Chapter Twenty-Eight
‘Is she dead, Doctor?’ I heard Hannah demand. I opened my eyes and found myself looking into the masked face of Doctor Joseph Wainwright, a.k.a. the bastard who had just shot me with a tranq gun. I glared at him, but he didn’t appear to notice, just carried on shining a bright pencil light into my pupils. I squeezed my lids tight shut, then opened them again, struggling to see beyond the blinding spot of light into the candlelit darkness that closed in behind his head. I could make out a brick roof arching overhead. On one side there was a high bricked-up archway with an open wooden door at one end, on the other a mural of some sort. I squinted, and a painting of a barren landscape with a distant, rocky mountain came into focus.

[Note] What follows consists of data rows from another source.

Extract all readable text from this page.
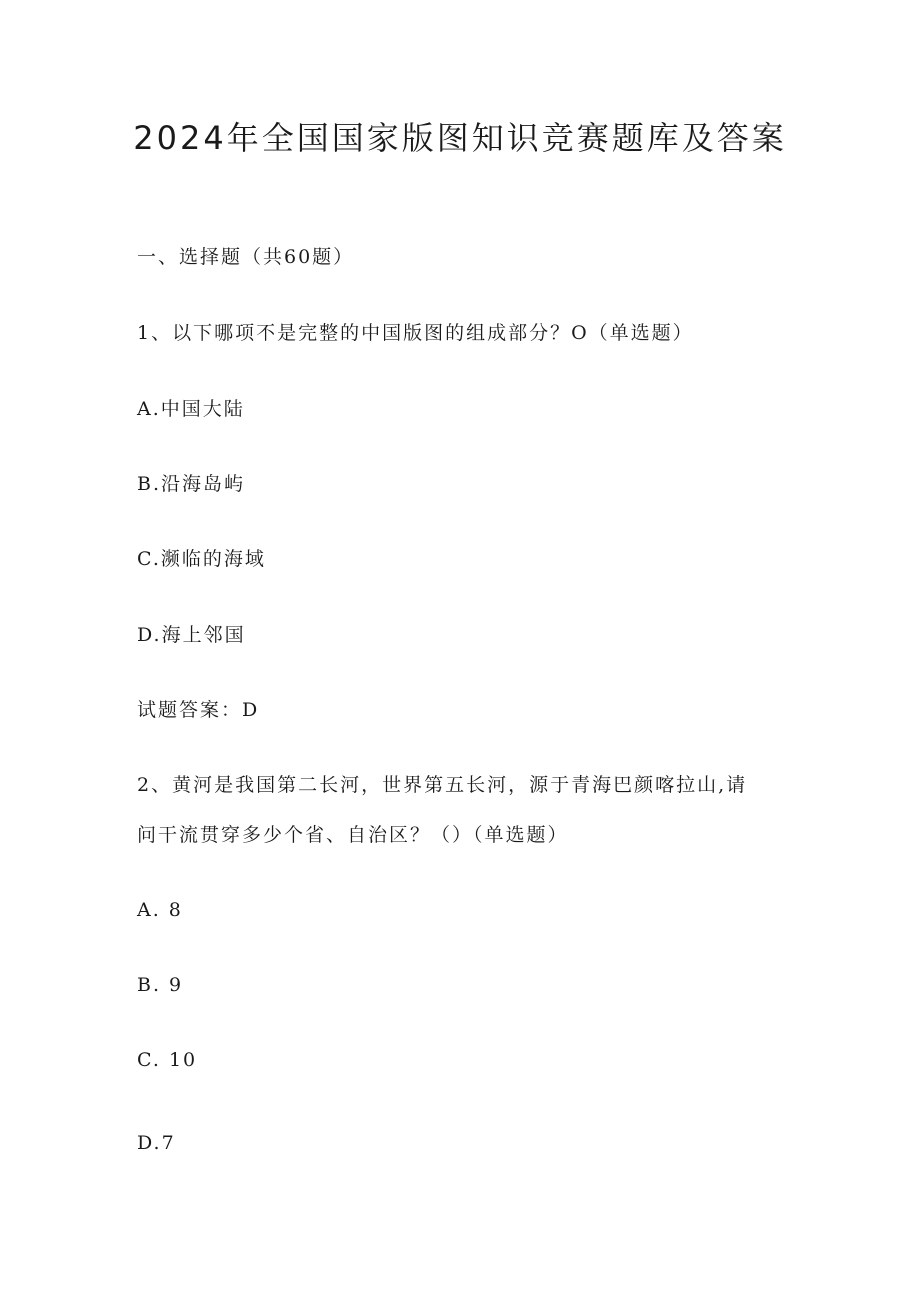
2024年全国国家版图知识竞赛题库及答案
一、选择题（共60题）
1、以下哪项不是完整的中国版图的组成部分？O（单选题）
A.中国大陆
B.沿海岛屿
C.濒临的海域
D.海上邻国
试题答案：D
2、黄河是我国第二长河，世界第五长河，源于青海巴颜喀拉山,请
问干流贯穿多少个省、自治区？（）（单选题）
A. 8
B. 9
C. 10
D.7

I frowned as I recognised the place from Hannah’s big-screen memory of Rosa lying in agonised state while the Earl killed the Ancient One. I was in the sorcerer’s lair, wherever that was, and no doubt the stone slab I was lying on was her proverbial sacrificial altar.
How lucky could I get?
Of course, I’d be even luckier if I could figure a way off the table, preferably before the sacrifice bit happened.
I slowly winked at the doctor.
He ignored me.
I stuck my tongue out at him.
Still nothing.
I realised he really couldn’t see me; I was having some out-of-body experience. Panic started bubbling and I pushed it down. Panicking wasn’t going to help.
‘Doctor?’ Hannah’s imperious question came again. ‘Is Genevieve dead?’
‘No, not quite.’ He adjusted his mask and looked at something next to him. ‘There’s still some brain activity.’
I followed his gaze. He’d got me hooked up to his machines again. One showed a faint green line winging across its screen, the other, the heart monitor maybe—I checked; yep, more electrodes stuck to my chest—wasn’t flashing up any numbers.
Damn. My heart wasn’t beating. And nothing hurt any more.
Not a good sign.
It was beginning to look like Doctor Joseph’s diagnosis was wrong. Mentally, I cheered him on. I might not be sure if he was a goodie or baddie, but if he was saving my life, he had my vote—even if he was only trying to revive me so Hannah could reverse the situation at her leisure. At least that way, I had a chance.